When I read a description of the book The Sweetness of Water by Nathan Harris, I was intrigued by its premise and placed a hold on a digital copy from my library once I found out that one was available. Its story is set at the end of the US Civil War and the beginnings of the Reconstruction era when the north followed through on its pledge to do the work to end slavery in the southern states. To be honest, I find stories from this era to be difficult to read because of how terribly slaves were treated. It is unfathomable that the white people of that time believed so completely in their superiority that they treated other human beings so horribly. This era is one of the most shameful in human history. Nonetheless, I read it anyway because I cannot turn down the power and the sense of possibility of what a good book can give.
This harrowing tale centers around a small white family living on a large swath of inherited land that borders several plantations that are worked by slaves. Two black brothers, who were slaves owned by a local and particularly cruel land baron, left one of these neighboring plantations as freed men. Their lives become intricately intertwined with this small white family, for better or worse. Embedded within all of the ensuing complexity is an illicit romantic affair between two white men and former soldiers who secretly meet deep in the woods to spend time together.
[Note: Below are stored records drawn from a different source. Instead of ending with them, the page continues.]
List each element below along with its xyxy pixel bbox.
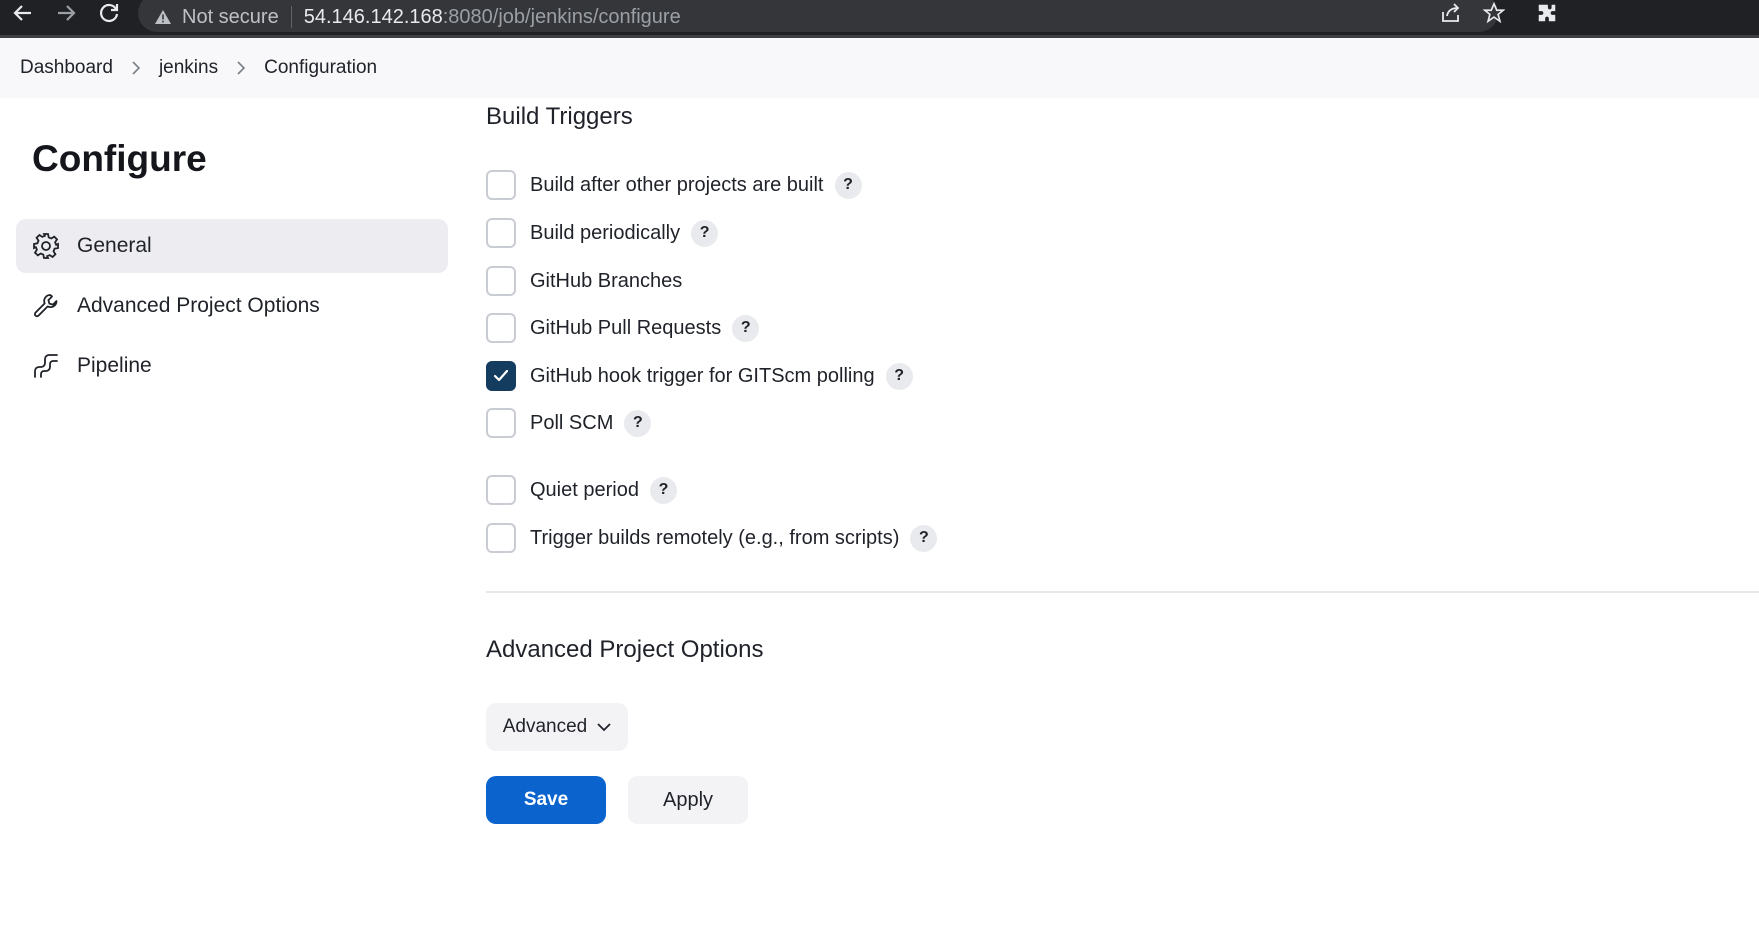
page-title: Configure xyxy=(32,138,207,179)
checkbox[interactable] xyxy=(486,266,516,296)
checkbox-label[interactable]: GitHub Branches xyxy=(530,270,682,293)
help-icon[interactable]: ? xyxy=(732,314,760,342)
option-quiet-period[interactable]: Quiet period ? xyxy=(486,474,677,506)
sidebar-item-pipeline[interactable]: Pipeline xyxy=(16,339,448,393)
checkbox-label[interactable]: Build after other projects are built xyxy=(530,174,824,197)
browser-toolbar: Not secure 54.146.142.168 :8080/job/jenk… xyxy=(0,0,1759,38)
checkbox[interactable] xyxy=(486,475,516,505)
gear-icon xyxy=(32,232,60,260)
chevron-right-icon xyxy=(218,60,264,76)
breadcrumb: Dashboard jenkins Configuration xyxy=(0,38,1759,98)
trigger-build-after-other-projects[interactable]: Build after other projects are built ? xyxy=(486,169,862,201)
help-icon[interactable]: ? xyxy=(649,476,677,504)
checkbox-label[interactable]: Trigger builds remotely (e.g., from scri… xyxy=(530,527,899,550)
breadcrumb-jenkins[interactable]: jenkins xyxy=(159,57,218,79)
wrench-icon xyxy=(32,292,60,320)
help-icon[interactable]: ? xyxy=(624,409,652,437)
section-divider xyxy=(486,591,1759,593)
bookmark-star-icon[interactable] xyxy=(1479,0,1509,26)
warning-triangle-icon[interactable] xyxy=(152,6,174,28)
breadcrumb-dashboard[interactable]: Dashboard xyxy=(20,57,113,79)
trigger-github-pull-requests[interactable]: GitHub Pull Requests ? xyxy=(486,312,760,344)
advanced-dropdown-button[interactable]: Advanced xyxy=(486,703,628,751)
save-button[interactable]: Save xyxy=(486,776,606,824)
reload-icon[interactable] xyxy=(94,0,124,26)
sidebar-item-general[interactable]: General xyxy=(16,219,448,273)
checkbox[interactable] xyxy=(486,170,516,200)
trigger-poll-scm[interactable]: Poll SCM ? xyxy=(486,407,652,439)
check-icon xyxy=(493,369,509,382)
address-bar[interactable]: Not secure 54.146.142.168 :8080/job/jenk… xyxy=(138,0,1498,32)
checkbox-label[interactable]: Poll SCM xyxy=(530,412,613,435)
checkbox[interactable] xyxy=(486,313,516,343)
advanced-button-label: Advanced xyxy=(502,716,588,737)
checkbox-label[interactable]: Build periodically xyxy=(530,222,680,245)
extensions-puzzle-icon[interactable] xyxy=(1532,0,1562,26)
share-icon[interactable] xyxy=(1436,0,1466,26)
checkbox-checked[interactable] xyxy=(486,361,516,391)
pipeline-icon xyxy=(32,352,60,380)
checkbox[interactable] xyxy=(486,523,516,553)
trigger-builds-remotely[interactable]: Trigger builds remotely (e.g., from scri… xyxy=(486,522,938,554)
address-divider xyxy=(290,6,292,28)
breadcrumb-configuration[interactable]: Configuration xyxy=(264,57,377,79)
sidebar-item-advanced-project-options[interactable]: Advanced Project Options xyxy=(16,279,448,333)
trigger-github-hook-gitscm-polling[interactable]: GitHub hook trigger for GITScm polling ? xyxy=(486,360,913,392)
help-icon[interactable]: ? xyxy=(885,362,913,390)
apply-button[interactable]: Apply xyxy=(628,776,748,824)
help-icon[interactable]: ? xyxy=(834,171,862,199)
build-triggers-heading: Build Triggers xyxy=(486,103,633,130)
url-host[interactable]: 54.146.142.168 xyxy=(304,6,443,29)
checkbox-label[interactable]: GitHub Pull Requests xyxy=(530,317,721,340)
security-label[interactable]: Not secure xyxy=(182,6,279,29)
forward-arrow-icon[interactable] xyxy=(51,0,81,26)
back-arrow-icon[interactable] xyxy=(8,0,38,26)
sidebar-item-label: Pipeline xyxy=(77,354,152,377)
help-icon[interactable]: ? xyxy=(910,524,938,552)
checkbox-label[interactable]: Quiet period xyxy=(530,479,639,502)
trigger-github-branches[interactable]: GitHub Branches xyxy=(486,265,682,297)
chevron-down-icon xyxy=(597,722,611,731)
url-path[interactable]: :8080/job/jenkins/configure xyxy=(443,6,681,29)
trigger-build-periodically[interactable]: Build periodically ? xyxy=(486,217,719,249)
checkbox[interactable] xyxy=(486,408,516,438)
sidebar-item-label: Advanced Project Options xyxy=(77,294,320,317)
checkbox-label[interactable]: GitHub hook trigger for GITScm polling xyxy=(530,365,875,388)
chevron-right-icon xyxy=(113,60,159,76)
checkbox[interactable] xyxy=(486,218,516,248)
advanced-project-options-heading: Advanced Project Options xyxy=(486,636,764,663)
sidebar-item-label: General xyxy=(77,234,152,257)
help-icon[interactable]: ? xyxy=(691,219,719,247)
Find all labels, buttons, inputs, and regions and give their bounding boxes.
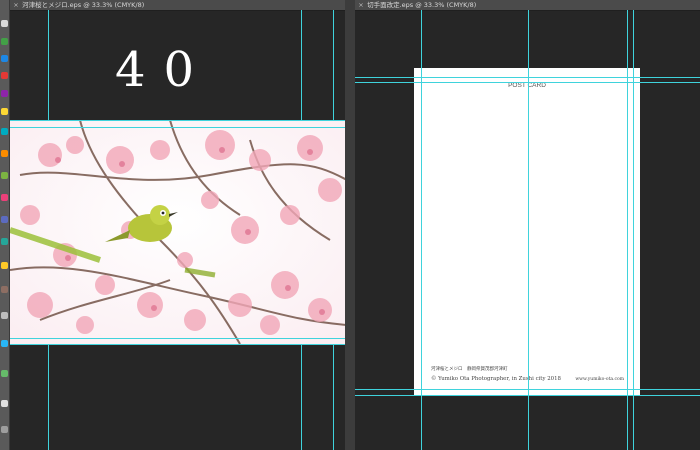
photo-caption: 河津桜とメジロ 静岡県賀茂郡河津町 (431, 367, 508, 372)
guide-horizontal[interactable] (10, 127, 345, 128)
app-icon[interactable] (1, 312, 8, 319)
app-icon[interactable] (1, 238, 8, 245)
app-icon[interactable] (1, 55, 8, 62)
close-icon[interactable]: × (12, 0, 20, 10)
postcard-page: POST CARD 河津桜とメジロ 静岡県賀茂郡河津町 © Yumiko Ota… (414, 68, 640, 396)
right-tab-title: 切手面改定.eps @ 33.3% (CMYK/8) (367, 1, 477, 9)
left-document-window: × 河津桜とメジロ.eps @ 33.3% (CMYK/8) 40 (10, 0, 345, 450)
guide-horizontal[interactable] (355, 395, 700, 396)
left-tab-title: 河津桜とメジロ.eps @ 33.3% (CMYK/8) (22, 1, 145, 9)
page-number-label: 40 (115, 42, 213, 98)
app-icon[interactable] (1, 72, 8, 79)
copyright-text: © Yumiko Ota Photographer, in Zushi city… (431, 376, 561, 382)
left-document-tab[interactable]: × 河津桜とメジロ.eps @ 33.3% (CMYK/8) (10, 0, 345, 11)
app-icon[interactable] (1, 90, 8, 97)
app-icon[interactable] (1, 194, 8, 201)
app-icon[interactable] (1, 128, 8, 135)
app-icon[interactable] (1, 286, 8, 293)
guide-horizontal[interactable] (10, 338, 345, 339)
app-icon[interactable] (1, 262, 8, 269)
close-icon[interactable]: × (357, 0, 365, 10)
guide-vertical[interactable] (421, 10, 422, 450)
guide-horizontal[interactable] (355, 389, 700, 390)
app-icon[interactable] (1, 426, 8, 433)
guide-horizontal[interactable] (355, 82, 700, 83)
app-icon[interactable] (1, 216, 8, 223)
website-text: www.yumiko-ota.com (575, 377, 624, 382)
guide-horizontal[interactable] (10, 120, 345, 121)
postcard-title: POST CARD (508, 82, 546, 89)
window-divider (345, 0, 355, 450)
guide-vertical[interactable] (627, 10, 628, 450)
app-icon[interactable] (1, 38, 8, 45)
app-icon[interactable] (1, 20, 8, 27)
photo-cherry-blossom-bird (10, 120, 345, 344)
app-icon[interactable] (1, 400, 8, 407)
app-icon[interactable] (1, 108, 8, 115)
app-icon[interactable] (1, 150, 8, 157)
app-icon[interactable] (1, 340, 8, 347)
guide-vertical[interactable] (633, 10, 634, 450)
dock-sidebar (0, 0, 10, 450)
right-document-window: × 切手面改定.eps @ 33.3% (CMYK/8) POST CARD 河… (355, 0, 700, 450)
app-icon[interactable] (1, 370, 8, 377)
app-icon[interactable] (1, 172, 8, 179)
guide-horizontal[interactable] (10, 344, 345, 345)
guide-vertical[interactable] (528, 10, 529, 450)
guide-horizontal[interactable] (355, 77, 700, 78)
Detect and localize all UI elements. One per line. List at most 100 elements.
This is a good book. Its steady pacing and complex characters drive its plot to places that are unsettling to experience but necessary. It offers a case study in the ways by which racism can decimate any sense of human decency and compassion and a primer on what it means to care for others in times of immense struggle and sorrow.
Is it a lighthearted, easy, and fun book to read?
But it is a book that has a lot of depth and layers, in which actions and consequences are at odds with what is just and fair. It takes the bonds between parent and child, friend and friend, brother and brother, lover and lover, individual and community, and husband and wife into situations in which they become strained and gutted. Up until the final page, we find out which bonds survive.
This is one of those books I hope everyone gets a chance to read for the important example it gives of how racism breeds nothing but destruction. There are plenty of fun and lighthearted books available to read, but it takes a book like this one to see a much bigger and broader view of the world—a panoramic vista that shows us what we need to see.